I’ve recently set up a server with Colmena, but before I decided to do that my original plan was “clone the git repo with all my other configs, push/pull whenever i make changes on my laptop, and have system.autoUpgrade on”.
With Colmena however, the configuration doesn’t make it to the server, so system.autoUpgrade isn’t an option as I see it (since it basically runs nixos-rebuild)…so I’m wondering if there’s an alternative that combines being able to “push” updated configs to remote targets as well as said targets auto-updating
I’ve wondered this as well. I think the way this is typically handled in an organizational setting is to set up CI/CD that can do a deploy when the repo changes, and then use something like dependabot to automatically update dependencies. You can of course do manual updates, or use a little cronjob to automate that process on the laptop.
Sorry, that’s kind of a non-answer, but the best I’ve got for you.
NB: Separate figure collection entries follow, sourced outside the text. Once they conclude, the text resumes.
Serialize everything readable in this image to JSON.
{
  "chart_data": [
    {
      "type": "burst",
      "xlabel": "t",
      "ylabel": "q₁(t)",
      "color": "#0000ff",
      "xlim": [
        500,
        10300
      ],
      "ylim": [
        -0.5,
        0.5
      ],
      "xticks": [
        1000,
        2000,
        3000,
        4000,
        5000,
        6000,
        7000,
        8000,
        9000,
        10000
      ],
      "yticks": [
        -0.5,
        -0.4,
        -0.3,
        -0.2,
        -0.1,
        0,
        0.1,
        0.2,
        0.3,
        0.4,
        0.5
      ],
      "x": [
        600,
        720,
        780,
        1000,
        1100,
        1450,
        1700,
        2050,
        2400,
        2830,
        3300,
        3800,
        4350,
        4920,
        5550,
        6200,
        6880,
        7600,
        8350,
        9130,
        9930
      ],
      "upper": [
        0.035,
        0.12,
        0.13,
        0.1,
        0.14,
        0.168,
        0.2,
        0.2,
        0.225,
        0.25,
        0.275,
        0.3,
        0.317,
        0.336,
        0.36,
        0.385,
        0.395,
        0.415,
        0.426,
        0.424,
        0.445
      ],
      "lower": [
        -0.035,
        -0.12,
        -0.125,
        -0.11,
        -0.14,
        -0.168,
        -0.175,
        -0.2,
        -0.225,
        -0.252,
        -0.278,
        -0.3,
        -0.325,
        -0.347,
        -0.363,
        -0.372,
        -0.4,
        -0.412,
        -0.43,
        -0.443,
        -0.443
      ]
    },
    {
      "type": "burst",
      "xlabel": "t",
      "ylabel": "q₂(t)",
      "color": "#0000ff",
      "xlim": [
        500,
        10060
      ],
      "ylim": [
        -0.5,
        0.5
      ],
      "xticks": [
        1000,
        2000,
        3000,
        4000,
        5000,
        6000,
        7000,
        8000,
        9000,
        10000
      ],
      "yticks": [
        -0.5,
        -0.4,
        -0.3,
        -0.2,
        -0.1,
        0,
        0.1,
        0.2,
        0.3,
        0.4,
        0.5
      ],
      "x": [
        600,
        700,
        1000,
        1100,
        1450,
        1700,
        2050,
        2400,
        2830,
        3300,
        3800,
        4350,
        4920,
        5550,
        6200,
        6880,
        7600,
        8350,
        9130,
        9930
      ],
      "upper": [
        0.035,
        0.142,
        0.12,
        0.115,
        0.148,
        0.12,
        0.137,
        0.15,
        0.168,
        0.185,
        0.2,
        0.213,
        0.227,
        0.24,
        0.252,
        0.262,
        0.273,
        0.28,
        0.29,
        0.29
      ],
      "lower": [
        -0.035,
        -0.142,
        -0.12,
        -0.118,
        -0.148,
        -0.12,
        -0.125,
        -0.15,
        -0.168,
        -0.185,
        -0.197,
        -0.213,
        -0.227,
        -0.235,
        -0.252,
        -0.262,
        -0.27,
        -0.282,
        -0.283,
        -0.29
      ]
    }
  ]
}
This requires the configs to be available (they can be private) and the flake lock to regularly be upgraded (can also be manually, instead of via CICD). I also build my systems in CICD to check for build failures and push the results to a Nix cache.
The autoupgrades are:
disabled when the manually deployed Git repository was dirty (uncomitted changes)
skipped if the deployed commit is not already in the default branch (not pushed or merged yet)
This ensures that manually deployed changes are not automatically downgraded. Open to suggestions and improvements
I generally pull in a nix flake update --commit-lock-file on my desktop, and build that. I review the changes and may switch to the new revision for more testing.
Then I build the system closures for the rest of my systems (nu syntax):
nix flake show --json | from json | get nixosConfigurations | columns
| each { |host|
pueue add $"nix build --out-link result-($host) .#nixosConfigurations.($host).config.system.build.toplevel"
}
Then if those builds succeed, I push all the system closures to attic cache, and push the updated git revision to local soft-serve git repo. All the other hosts update when they next wake from sleep or overnight.
skipped if the deployed commit is not already in the default branch (not pushed or merged yet)
A neat additional idea, but not one I have needed or can implement quite as simply.
I do occasionally want to hold back a system when an upgrade is known to break things, like currently I have some hosts held back from systemd 257.8 because of a bridged vlan bug in networkd. Most of the time, I just stop the nixos-upgrade.timer, or build a dirty revision on that host. I haven’t, but I could also add a condition clause on the upgrade service that something like /etc/noautoupgrade doesn’t exist, and touch that file as another manual signal.